2 « Ce fut Sagesse qui fit orner tous les murs de la cité de peintures qui désignent merveilleusement toutes les sciences dans un ordre admirable. [...] Sur le mur intérieur du premier cercle on a peint toutes les figures mathématiques, en bien plus grand nombre que celles découvertes par Archimède et Euclide. Chacune d’elles est d’une grandeur proportionnée à la muraille et expliquée par un vers qui indique la définition et la proposition, etc. Sur le mur convexe (extérieur) se trouve la description de toute la terre. Elle est suivie de la carte de chaque province, prise à part, où les usages, les lois, les mœurs, les origines et les forces de chaque peuple sont expliqués par un abrégé en prose, et l’alphabet, dont se sert chaque nation, est placé au-dessus de l’alphabet de la cité du Soleil. » Tommaso Campanella, La Cité du Soleil, in Oeuvres choisies de Campanella, précédées d’une notice par Madame Louise Colet, 1844 – « L’Utopie de Campanella, la Cité du Soleil, écrite en latin, fait partie de la Philosophia realis, parue en 1620-1623 à Francfort, et réimprimée à Paris en 1637, deux ans avant sa mort ; elle se trouve à la suite de la troisième partie, la Politique.
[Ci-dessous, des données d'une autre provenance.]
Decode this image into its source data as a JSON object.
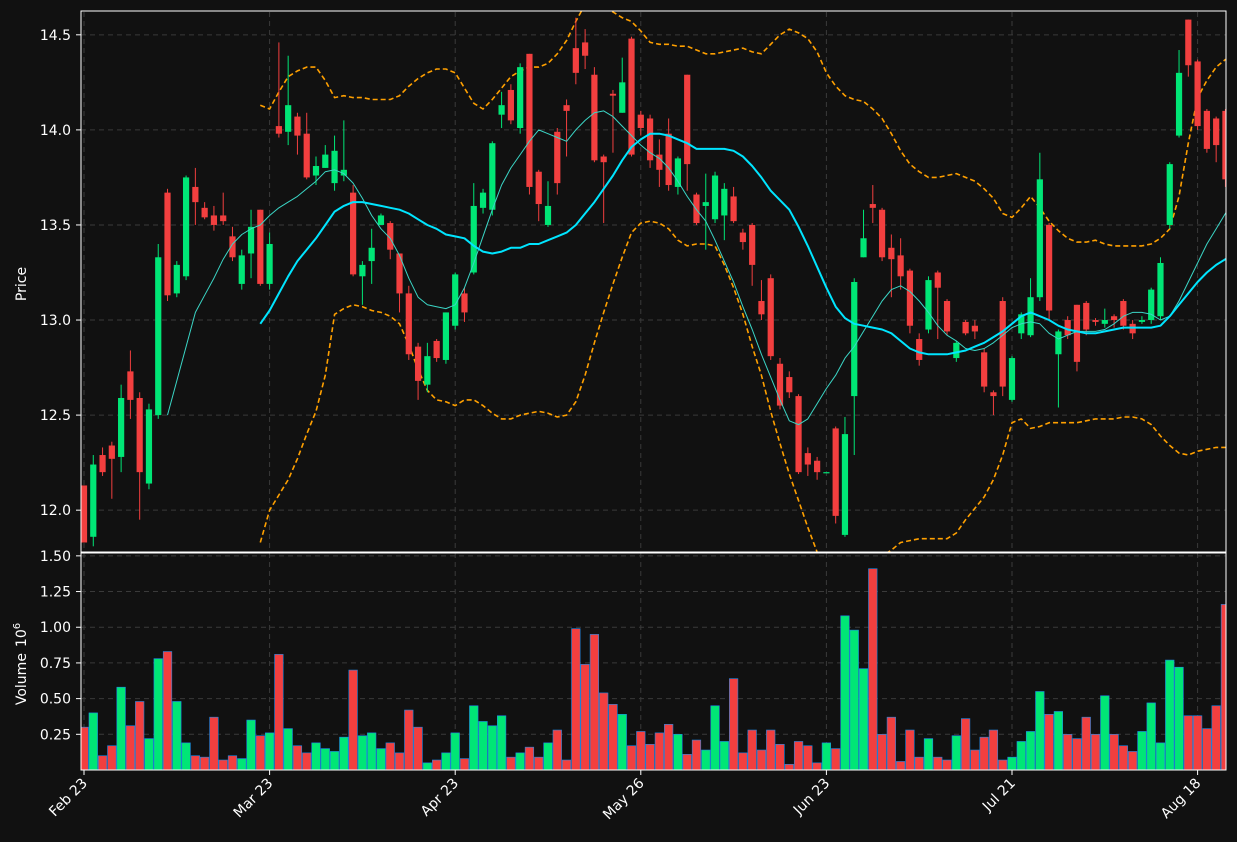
{
  "colors": {
    "background": "#111111",
    "up": "#00e676",
    "down": "#f23f3f",
    "volume_edge": "#1e88e5",
    "ma_fast": "#3bd6c6",
    "ma_slow": "#00e5ff",
    "bands": "#ffa000",
    "grid": "#3a3a3a",
    "spine": "#ffffff"
  },
  "chart_data": {
    "type": "candlestick",
    "price_panel": {
      "ylabel": "Price",
      "ylim": [
        11.78,
        14.62
      ],
      "yticks": [
        12.0,
        12.5,
        13.0,
        13.5,
        14.0,
        14.5
      ],
      "ytick_labels": [
        "12.0",
        "12.5",
        "13.0",
        "13.5",
        "14.0",
        "14.5"
      ],
      "grid": true
    },
    "volume_panel": {
      "ylabel": "Volume",
      "ylabel_exponent": "10",
      "ylabel_exponent_power": "6",
      "ylim": [
        0.0,
        1.52
      ],
      "yticks": [
        0.25,
        0.5,
        0.75,
        1.0,
        1.25,
        1.5
      ],
      "ytick_labels": [
        "0.25",
        "0.50",
        "0.75",
        "1.00",
        "1.25",
        "1.50"
      ],
      "unit_multiplier": 1000000,
      "grid": true
    },
    "x_axis": {
      "ticks": [
        {
          "index": 0,
          "label": "Feb 23"
        },
        {
          "index": 20,
          "label": "Mar 23"
        },
        {
          "index": 40,
          "label": "Apr 23"
        },
        {
          "index": 60,
          "label": "May 26"
        },
        {
          "index": 80,
          "label": "Jun 23"
        },
        {
          "index": 100,
          "label": "Jul 21"
        },
        {
          "index": 120,
          "label": "Aug 18"
        }
      ],
      "bar_count": 124
    },
    "candles": [
      [
        12.13,
        11.83,
        12.13,
        11.83,
        0.3
      ],
      [
        11.86,
        12.24,
        12.29,
        11.81,
        0.4
      ],
      [
        12.29,
        12.2,
        12.33,
        12.18,
        0.1
      ],
      [
        12.34,
        12.27,
        12.36,
        12.06,
        0.17
      ],
      [
        12.28,
        12.59,
        12.66,
        12.2,
        0.58
      ],
      [
        12.73,
        12.58,
        12.84,
        12.48,
        0.31
      ],
      [
        12.59,
        12.2,
        12.62,
        11.95,
        0.48
      ],
      [
        12.14,
        12.53,
        12.56,
        12.11,
        0.22
      ],
      [
        12.5,
        13.33,
        13.4,
        12.48,
        0.78
      ],
      [
        13.67,
        13.13,
        13.69,
        13.1,
        0.83
      ],
      [
        13.14,
        13.29,
        13.31,
        13.12,
        0.48
      ],
      [
        13.23,
        13.75,
        13.76,
        13.21,
        0.19
      ],
      [
        13.7,
        13.62,
        13.8,
        13.5,
        0.1
      ],
      [
        13.59,
        13.54,
        13.62,
        13.53,
        0.09
      ],
      [
        13.55,
        13.5,
        13.6,
        13.47,
        0.37
      ],
      [
        13.55,
        13.52,
        13.67,
        13.5,
        0.07
      ],
      [
        13.44,
        13.33,
        13.49,
        13.31,
        0.1
      ],
      [
        13.19,
        13.34,
        13.37,
        13.16,
        0.08
      ],
      [
        13.35,
        13.49,
        13.58,
        13.22,
        0.35
      ],
      [
        13.58,
        13.19,
        13.58,
        13.18,
        0.24
      ],
      [
        13.19,
        13.4,
        13.46,
        13.16,
        0.26
      ],
      [
        14.02,
        13.98,
        14.46,
        13.96,
        0.81
      ],
      [
        13.99,
        14.13,
        14.39,
        13.92,
        0.29
      ],
      [
        14.07,
        13.97,
        14.09,
        13.87,
        0.17
      ],
      [
        13.98,
        13.75,
        14.09,
        13.74,
        0.12
      ],
      [
        13.76,
        13.81,
        13.86,
        13.71,
        0.19
      ],
      [
        13.8,
        13.87,
        13.92,
        13.8,
        0.15
      ],
      [
        13.72,
        13.89,
        13.97,
        13.68,
        0.13
      ],
      [
        13.76,
        13.79,
        14.05,
        13.73,
        0.23
      ],
      [
        13.67,
        13.24,
        13.71,
        13.23,
        0.7
      ],
      [
        13.23,
        13.29,
        13.31,
        13.08,
        0.24
      ],
      [
        13.31,
        13.38,
        13.48,
        13.19,
        0.26
      ],
      [
        13.5,
        13.55,
        13.56,
        13.5,
        0.15
      ],
      [
        13.51,
        13.37,
        13.52,
        13.32,
        0.19
      ],
      [
        13.35,
        13.14,
        13.35,
        13.04,
        0.12
      ],
      [
        13.14,
        12.82,
        13.18,
        12.79,
        0.42
      ],
      [
        12.86,
        12.68,
        12.88,
        12.58,
        0.3
      ],
      [
        12.66,
        12.81,
        12.88,
        12.62,
        0.05
      ],
      [
        12.89,
        12.8,
        12.9,
        12.78,
        0.07
      ],
      [
        12.79,
        13.04,
        13.04,
        12.77,
        0.12
      ],
      [
        12.97,
        13.24,
        13.25,
        12.95,
        0.26
      ],
      [
        13.14,
        13.04,
        13.17,
        12.99,
        0.08
      ],
      [
        13.25,
        13.6,
        13.72,
        13.24,
        0.45
      ],
      [
        13.59,
        13.67,
        13.69,
        13.56,
        0.34
      ],
      [
        13.58,
        13.93,
        13.94,
        13.55,
        0.31
      ],
      [
        14.08,
        14.13,
        14.2,
        14.01,
        0.38
      ],
      [
        14.21,
        14.05,
        14.24,
        14.03,
        0.09
      ],
      [
        14.01,
        14.33,
        14.35,
        13.98,
        0.12
      ],
      [
        14.4,
        13.7,
        14.4,
        13.66,
        0.16
      ],
      [
        13.78,
        13.61,
        13.79,
        13.52,
        0.09
      ],
      [
        13.5,
        13.6,
        13.73,
        13.49,
        0.19
      ],
      [
        13.99,
        13.72,
        14.01,
        13.66,
        0.28
      ],
      [
        14.13,
        14.1,
        14.16,
        13.86,
        0.07
      ],
      [
        14.43,
        14.3,
        14.59,
        14.24,
        0.99
      ],
      [
        14.46,
        14.39,
        14.53,
        14.32,
        0.74
      ],
      [
        14.29,
        13.84,
        14.33,
        13.83,
        0.95
      ],
      [
        13.86,
        13.83,
        13.87,
        13.51,
        0.54
      ],
      [
        14.19,
        14.18,
        14.21,
        13.88,
        0.46
      ],
      [
        14.09,
        14.25,
        14.38,
        14.09,
        0.39
      ],
      [
        14.48,
        13.87,
        14.49,
        13.86,
        0.17
      ],
      [
        14.08,
        14.01,
        14.1,
        13.97,
        0.27
      ],
      [
        14.06,
        13.84,
        14.08,
        13.8,
        0.18
      ],
      [
        13.87,
        13.79,
        13.95,
        13.7,
        0.26
      ],
      [
        13.98,
        13.71,
        14.06,
        13.68,
        0.32
      ],
      [
        13.7,
        13.85,
        13.86,
        13.66,
        0.25
      ],
      [
        14.29,
        13.82,
        14.29,
        13.68,
        0.11
      ],
      [
        13.66,
        13.51,
        13.67,
        13.5,
        0.21
      ],
      [
        13.6,
        13.62,
        13.77,
        13.37,
        0.14
      ],
      [
        13.53,
        13.76,
        13.78,
        13.51,
        0.45
      ],
      [
        13.55,
        13.69,
        13.72,
        13.42,
        0.2
      ],
      [
        13.65,
        13.52,
        13.7,
        13.51,
        0.64
      ],
      [
        13.46,
        13.41,
        13.48,
        13.37,
        0.12
      ],
      [
        13.5,
        13.29,
        13.51,
        13.18,
        0.28
      ],
      [
        13.1,
        13.03,
        13.21,
        13.0,
        0.14
      ],
      [
        13.22,
        12.81,
        13.24,
        12.79,
        0.28
      ],
      [
        12.77,
        12.55,
        12.8,
        12.53,
        0.18
      ],
      [
        12.7,
        12.62,
        12.73,
        12.59,
        0.04
      ],
      [
        12.6,
        12.2,
        12.61,
        12.19,
        0.2
      ],
      [
        12.3,
        12.24,
        12.33,
        12.18,
        0.17
      ],
      [
        12.26,
        12.2,
        12.28,
        12.16,
        0.05
      ],
      [
        12.2,
        12.2,
        12.2,
        12.2,
        0.19
      ],
      [
        12.43,
        11.97,
        12.44,
        11.93,
        0.15
      ],
      [
        11.87,
        12.4,
        12.49,
        11.86,
        1.08
      ],
      [
        12.6,
        13.2,
        13.22,
        12.29,
        0.98
      ],
      [
        13.33,
        13.43,
        13.58,
        13.33,
        0.71
      ],
      [
        13.61,
        13.59,
        13.71,
        13.51,
        1.41
      ],
      [
        13.58,
        13.33,
        13.59,
        13.31,
        0.25
      ],
      [
        13.38,
        13.32,
        13.45,
        13.12,
        0.37
      ],
      [
        13.34,
        13.23,
        13.43,
        13.16,
        0.06
      ],
      [
        13.26,
        12.97,
        13.27,
        12.93,
        0.28
      ],
      [
        12.9,
        12.79,
        12.93,
        12.76,
        0.09
      ],
      [
        12.95,
        13.21,
        13.23,
        12.93,
        0.22
      ],
      [
        13.25,
        13.17,
        13.26,
        12.9,
        0.09
      ],
      [
        13.1,
        12.94,
        13.11,
        12.92,
        0.07
      ],
      [
        12.8,
        12.88,
        12.89,
        12.78,
        0.24
      ],
      [
        12.99,
        12.93,
        13.0,
        12.92,
        0.36
      ],
      [
        12.97,
        12.94,
        13.0,
        12.9,
        0.14
      ],
      [
        12.83,
        12.65,
        12.85,
        12.62,
        0.23
      ],
      [
        12.62,
        12.6,
        12.63,
        12.5,
        0.28
      ],
      [
        13.1,
        12.65,
        13.12,
        12.6,
        0.07
      ],
      [
        12.58,
        12.8,
        12.81,
        12.57,
        0.09
      ],
      [
        12.93,
        13.03,
        13.04,
        12.9,
        0.2
      ],
      [
        12.92,
        13.12,
        13.22,
        12.91,
        0.27
      ],
      [
        13.12,
        13.74,
        13.88,
        13.1,
        0.55
      ],
      [
        13.5,
        13.05,
        13.51,
        13.0,
        0.39
      ],
      [
        12.82,
        12.94,
        12.95,
        12.54,
        0.41
      ],
      [
        13.0,
        12.92,
        13.02,
        12.9,
        0.25
      ],
      [
        13.08,
        12.78,
        13.08,
        12.73,
        0.22
      ],
      [
        13.09,
        12.95,
        13.1,
        12.92,
        0.37
      ],
      [
        13.0,
        12.99,
        13.01,
        12.97,
        0.25
      ],
      [
        12.98,
        13.0,
        13.06,
        12.96,
        0.52
      ],
      [
        13.02,
        13.0,
        13.03,
        12.96,
        0.25
      ],
      [
        13.1,
        12.97,
        13.11,
        12.95,
        0.17
      ],
      [
        12.98,
        12.93,
        13.0,
        12.9,
        0.13
      ],
      [
        12.99,
        13.0,
        13.02,
        12.98,
        0.27
      ],
      [
        13.0,
        13.16,
        13.17,
        12.98,
        0.47
      ],
      [
        13.02,
        13.3,
        13.33,
        13.0,
        0.19
      ],
      [
        13.5,
        13.82,
        13.83,
        13.48,
        0.77
      ],
      [
        13.97,
        14.3,
        14.42,
        13.96,
        0.72
      ],
      [
        14.58,
        14.34,
        14.58,
        14.28,
        0.38
      ],
      [
        14.36,
        14.02,
        14.37,
        14.0,
        0.38
      ],
      [
        14.1,
        13.9,
        14.11,
        13.88,
        0.29
      ],
      [
        14.06,
        13.92,
        14.07,
        13.83,
        0.45
      ],
      [
        14.1,
        13.74,
        14.11,
        13.7,
        1.16
      ]
    ],
    "ma_fast": {
      "start_index": 9,
      "values": [
        12.5,
        12.68,
        12.86,
        13.04,
        13.13,
        13.22,
        13.32,
        13.4,
        13.45,
        13.48,
        13.5,
        13.55,
        13.59,
        13.62,
        13.65,
        13.69,
        13.73,
        13.78,
        13.79,
        13.77,
        13.72,
        13.64,
        13.55,
        13.48,
        13.43,
        13.34,
        13.22,
        13.12,
        13.08,
        13.07,
        13.06,
        13.08,
        13.17,
        13.3,
        13.44,
        13.58,
        13.71,
        13.8,
        13.87,
        13.94,
        14.0,
        13.98,
        13.96,
        13.94,
        14.0,
        14.05,
        14.09,
        14.1,
        14.07,
        14.02,
        13.97,
        13.92,
        13.88,
        13.85,
        13.8,
        13.73,
        13.65,
        13.58,
        13.52,
        13.42,
        13.31,
        13.2,
        13.07,
        12.95,
        12.82,
        12.7,
        12.58,
        12.47,
        12.45,
        12.48,
        12.56,
        12.64,
        12.71,
        12.8,
        12.86,
        12.94,
        13.02,
        13.1,
        13.16,
        13.18,
        13.15,
        13.1,
        13.04,
        12.97,
        12.92,
        12.89,
        12.85,
        12.84,
        12.85,
        12.88,
        12.92,
        12.96,
        12.98,
        12.99,
        12.98,
        12.93,
        12.9,
        12.92,
        12.94,
        12.94,
        12.94,
        12.95,
        12.98,
        13.02,
        13.04,
        13.04,
        13.03,
        13.0,
        13.02,
        13.1,
        13.2,
        13.3,
        13.4,
        13.48,
        13.56,
        13.64,
        13.71
      ]
    },
    "ma_slow": {
      "start_index": 19,
      "values": [
        12.98,
        13.05,
        13.14,
        13.23,
        13.31,
        13.37,
        13.43,
        13.5,
        13.57,
        13.6,
        13.62,
        13.62,
        13.61,
        13.6,
        13.59,
        13.58,
        13.56,
        13.53,
        13.5,
        13.48,
        13.45,
        13.44,
        13.43,
        13.39,
        13.36,
        13.35,
        13.36,
        13.38,
        13.38,
        13.4,
        13.4,
        13.42,
        13.44,
        13.46,
        13.5,
        13.56,
        13.62,
        13.69,
        13.76,
        13.84,
        13.91,
        13.95,
        13.98,
        13.98,
        13.97,
        13.95,
        13.93,
        13.9,
        13.9,
        13.9,
        13.9,
        13.89,
        13.86,
        13.81,
        13.75,
        13.68,
        13.63,
        13.58,
        13.49,
        13.39,
        13.28,
        13.17,
        13.07,
        13.01,
        12.98,
        12.97,
        12.96,
        12.95,
        12.93,
        12.89,
        12.85,
        12.83,
        12.82,
        12.82,
        12.82,
        12.83,
        12.84,
        12.86,
        12.88,
        12.91,
        12.94,
        12.98,
        13.02,
        13.04,
        13.02,
        13.0,
        12.97,
        12.95,
        12.94,
        12.93,
        12.93,
        12.94,
        12.95,
        12.96,
        12.96,
        12.96,
        12.96,
        12.97,
        13.02,
        13.08,
        13.14,
        13.2,
        13.25,
        13.29,
        13.32,
        13.35,
        13.35
      ]
    },
    "band_upper": {
      "start_index": 19,
      "values": [
        14.13,
        14.11,
        14.2,
        14.28,
        14.31,
        14.33,
        14.33,
        14.26,
        14.17,
        14.18,
        14.17,
        14.17,
        14.16,
        14.16,
        14.16,
        14.18,
        14.23,
        14.27,
        14.3,
        14.32,
        14.32,
        14.3,
        14.22,
        14.14,
        14.11,
        14.16,
        14.22,
        14.28,
        14.31,
        14.33,
        14.33,
        14.35,
        14.4,
        14.47,
        14.57,
        14.66,
        14.7,
        14.65,
        14.62,
        14.59,
        14.57,
        14.52,
        14.46,
        14.45,
        14.45,
        14.44,
        14.44,
        14.42,
        14.4,
        14.4,
        14.41,
        14.42,
        14.43,
        14.41,
        14.4,
        14.45,
        14.5,
        14.53,
        14.51,
        14.48,
        14.41,
        14.3,
        14.23,
        14.18,
        14.16,
        14.15,
        14.11,
        14.06,
        13.98,
        13.89,
        13.82,
        13.78,
        13.75,
        13.75,
        13.76,
        13.77,
        13.75,
        13.73,
        13.69,
        13.64,
        13.56,
        13.54,
        13.59,
        13.65,
        13.59,
        13.52,
        13.47,
        13.43,
        13.41,
        13.41,
        13.42,
        13.4,
        13.39,
        13.39,
        13.39,
        13.39,
        13.4,
        13.43,
        13.48,
        13.65,
        13.93,
        14.17,
        14.26,
        14.33,
        14.37,
        14.36,
        14.36
      ]
    },
    "band_lower": {
      "start_index": 19,
      "values": [
        11.83,
        12.0,
        12.08,
        12.16,
        12.27,
        12.4,
        12.52,
        12.71,
        13.03,
        13.06,
        13.08,
        13.07,
        13.05,
        13.04,
        13.02,
        12.98,
        12.87,
        12.74,
        12.63,
        12.58,
        12.57,
        12.55,
        12.58,
        12.58,
        12.55,
        12.51,
        12.48,
        12.48,
        12.5,
        12.51,
        12.52,
        12.51,
        12.49,
        12.5,
        12.57,
        12.71,
        12.88,
        13.04,
        13.19,
        13.33,
        13.46,
        13.51,
        13.52,
        13.51,
        13.48,
        13.42,
        13.39,
        13.4,
        13.4,
        13.39,
        13.29,
        13.17,
        13.03,
        12.86,
        12.71,
        12.52,
        12.35,
        12.19,
        12.05,
        11.91,
        11.78,
        11.72,
        11.7,
        11.72,
        11.73,
        11.73,
        11.74,
        11.76,
        11.79,
        11.83,
        11.84,
        11.85,
        11.85,
        11.85,
        11.85,
        11.88,
        11.95,
        12.01,
        12.07,
        12.16,
        12.29,
        12.46,
        12.48,
        12.43,
        12.44,
        12.46,
        12.46,
        12.46,
        12.46,
        12.47,
        12.48,
        12.48,
        12.48,
        12.49,
        12.49,
        12.48,
        12.45,
        12.39,
        12.34,
        12.3,
        12.29,
        12.31,
        12.32,
        12.33,
        12.33,
        12.33,
        12.33
      ]
    }
  }
}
Sans entrer dans plus de détails bibliographiques, il est intéressant de mentionner qu’en pleine effervescence du socialisme utopique, il parut, à Paris, deux traductions françaises de la Civitas Solis, l’une en 1846, par Villegardelle, et l’autre en 1844, par Jules Rosset ; celle-ci précédée d’une notice biographique, par Mme Louise Colet. » Paul Lafargue, 1895
2bis « Le moi nous apparaît donc comme le centre auquel viennent aboutir tous nos états de conscience. » Émile Durkheim, Cours de philosophie, 1884. – « Ce raisonnement repose tout entier sur l’identification des deux idées de moi et de dedans. Cette identification est-elle légitime? Le moi ne nous apparaît-il pas plutôt comme un centre, un point de convergence où viennent se centraliser tous les états de conscience plutôt qu’une enceinte les comprenant? Prenons des comparaisons dans la géométrie. L’idée de dedans représenterait assez bien une sphère, l’idée de moi le centre de cette sphère. Les rayons représentant alors les états de conscience, sont enfermés dans la sphère et convergent au moi. Entre la sphère et son centre, entre l’idée de dedans et celle de moi, il y a de grands rapports; mais on ne peut faire de leur identification la base d’un raisonnement. » Émile Durkheim, Cours de philosophie, 1884. – « Mon oeil, qu’il soit perçant ou faible, ne voit pas au-delà d’un certain espace, et dans cet espace je vis et j’agis, cette ligne d’horizon est mon plus proche destin, grand ou petit, auquel je ne peux échapper. Autour de chaque être s’étend ainsi un cercle concentrique qui a un centre et qui lui est propre. De même l’oreille nous enferme dans un petit espace, de même le toucher. D’après ces horizons où nos sens enferment chacun de nous comme dans les murs d’une prison, nous mesurons ensuite le monde [...] » Nietzsche, Aurore, Livre deuxième, 117. En prison
3 – Il est peut-être intéressant d’indiquer que c’est précisément en 1779 que le projet encyclopédique de Diderot se termine définitivement par la publication des derniers volumes. C’est aussi l’année de la mort de Louis de Jaucourt, l’un des contributeurs les plus prolifiques de l’Encyclopédie… Diderot, quant à lui, meurt en 1784.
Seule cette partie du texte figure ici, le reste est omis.